In a randomized trial carried by Niu et al.(2018), the therapeutic effect of different concentrations of medical ozone on pain severity and disc retraction was investigated in patients with trauma-induced lumbar disc herniation. There was a significant disc retraction and decrease in inflammatory markers and pain severity at all groups using different ozone concentrations [31].

Hosseini et al.(2019) performed oxygen-ozone chemonucleolysis on a large number of patients with lumbar disc herniation and registered a high success rate at all types of disc herniation and failed back surgery [32]. Also several meta-analyses were published indicating the efficacy of intradiscal ozone injection in patients with disc prolapse [33, 34].

Gallucci et al. (2007) mentioned in their study the superiority of ozone injection over steroid injection at 6-months follow-up [35]. In contrast to these findings, Ryska et al. didn’t reveal significant differences in the therapeutic effectiveness between transforaminal ozone and steroid injection at three- and six-months follow-up [36].

Our study revealed a significant increase in SOD and GSH serum levels, 2 weeks after intervention in both Mg sulphate and Ozone groups, but there was no statistically significant change in SOD and GSH serum levels in control group.

It is well known that the development and progression of disc herniation and degeneration are closely associated with oxidative stress and reactive oxygen species (ROS).

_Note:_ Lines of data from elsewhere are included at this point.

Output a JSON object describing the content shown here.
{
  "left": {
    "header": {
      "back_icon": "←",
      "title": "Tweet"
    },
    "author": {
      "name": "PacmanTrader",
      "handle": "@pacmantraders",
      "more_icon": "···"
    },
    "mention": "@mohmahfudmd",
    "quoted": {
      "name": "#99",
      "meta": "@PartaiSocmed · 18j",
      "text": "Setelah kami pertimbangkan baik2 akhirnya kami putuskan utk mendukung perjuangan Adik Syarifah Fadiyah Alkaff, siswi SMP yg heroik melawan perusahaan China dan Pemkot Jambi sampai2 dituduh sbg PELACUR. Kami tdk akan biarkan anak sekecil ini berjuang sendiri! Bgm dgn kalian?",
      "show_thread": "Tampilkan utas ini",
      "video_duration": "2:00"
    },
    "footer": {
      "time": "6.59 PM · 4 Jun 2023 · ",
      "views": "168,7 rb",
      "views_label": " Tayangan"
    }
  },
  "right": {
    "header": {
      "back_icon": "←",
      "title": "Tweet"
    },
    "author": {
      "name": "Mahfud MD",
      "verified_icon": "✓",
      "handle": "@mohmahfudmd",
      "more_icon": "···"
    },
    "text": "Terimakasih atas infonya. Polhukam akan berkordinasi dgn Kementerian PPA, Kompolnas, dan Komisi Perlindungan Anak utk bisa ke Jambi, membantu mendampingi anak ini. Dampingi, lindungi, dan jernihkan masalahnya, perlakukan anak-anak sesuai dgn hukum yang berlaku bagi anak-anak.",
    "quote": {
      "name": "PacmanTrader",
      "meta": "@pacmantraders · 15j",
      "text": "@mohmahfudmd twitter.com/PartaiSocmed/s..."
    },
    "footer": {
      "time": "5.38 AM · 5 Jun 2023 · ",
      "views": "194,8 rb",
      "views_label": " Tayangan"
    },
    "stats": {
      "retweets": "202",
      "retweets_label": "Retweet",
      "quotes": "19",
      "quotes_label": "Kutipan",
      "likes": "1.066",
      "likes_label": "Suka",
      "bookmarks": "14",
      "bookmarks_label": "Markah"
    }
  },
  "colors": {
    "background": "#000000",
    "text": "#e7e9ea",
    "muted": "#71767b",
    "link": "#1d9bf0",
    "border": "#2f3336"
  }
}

To prevent this damage, a lot of biological defense mechanisms occurs including increased antioxidant enzymes like SOD, and GSH synthesis. It was found that the activity of SOD is decreased in advanced rat lumbar inter-vertebral disc degeneration [37,38,39].

The beneficial effect of Mg sulphate on oxidative stress has been proven by several studies [40, 41]. Mg reported to be present in more than 300 enzymes. It is well known to alter the neuronal sensitivity to an oxidative insult [42]. It has been demonstrated that treatment with MgSO4 attenuates oxidative damage and ROS generation [43].

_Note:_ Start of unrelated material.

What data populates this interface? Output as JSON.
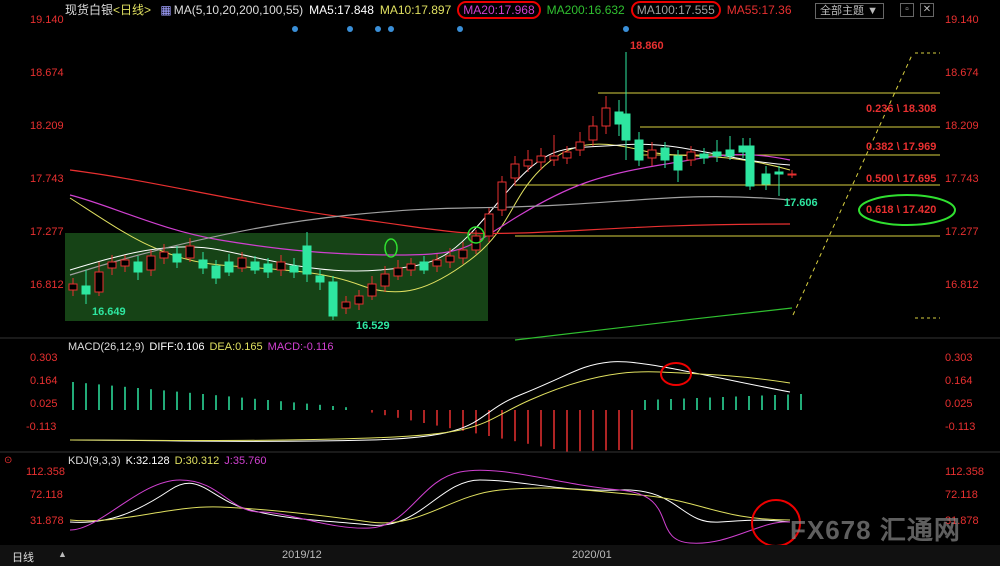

Ozone therapy has been also identified as a promising therapeutic intervention that have the ability to attenuate oxidative damage. Ozone administration was reported to stimulate the antioxidant system by upregulating some antioxidant enzymes such as SOD, GSH-peroxidases, transferases, and reductases [44].

Regarding patients’ satisfaction our results revealed a significant superiority of both transforaminal injection of Mg sulphate and Ozone over steroids at 6-months follow-up.

The strength of our study is that it is the first study to investigate the therapeutic effect of transforaminal injection of Magnesium sulphate versus Ozone on the clinical outcome and the oxidative stress biomarkers; SOD and GSH in patients with symptomatic lumbar disc prolapse

The main limitation of our study was that we didn’t measure the serum level of SOD and GSH at 1-, 3- and 6-months follow-up. We also didn’t do electrophysiological assessment for the included patients before and after injection. Another limitation was that we didn’t investigate the effect of transforaminal injection of either Mg sulphate or Ozone on the markers of neurodegeneration and neuroplasticity.

Conclusion

Each of transforaminal injection of Mg sulphate and ozone results in a significant improvement in pain intensity and functional disability in patients with symptomatic lumbar disc prolapse at 2 weeks, 1-, and 3-months follow-up. Transforaminal injection of Mg sulphate causes significant long-term improvement (up to 6 months) in pain intensity and functional disability. The serum levels of the anti-oxidants; SOD and GSH were significantly increased at 2 weeks following both transforaminal injection of Mg sulphate and ozone.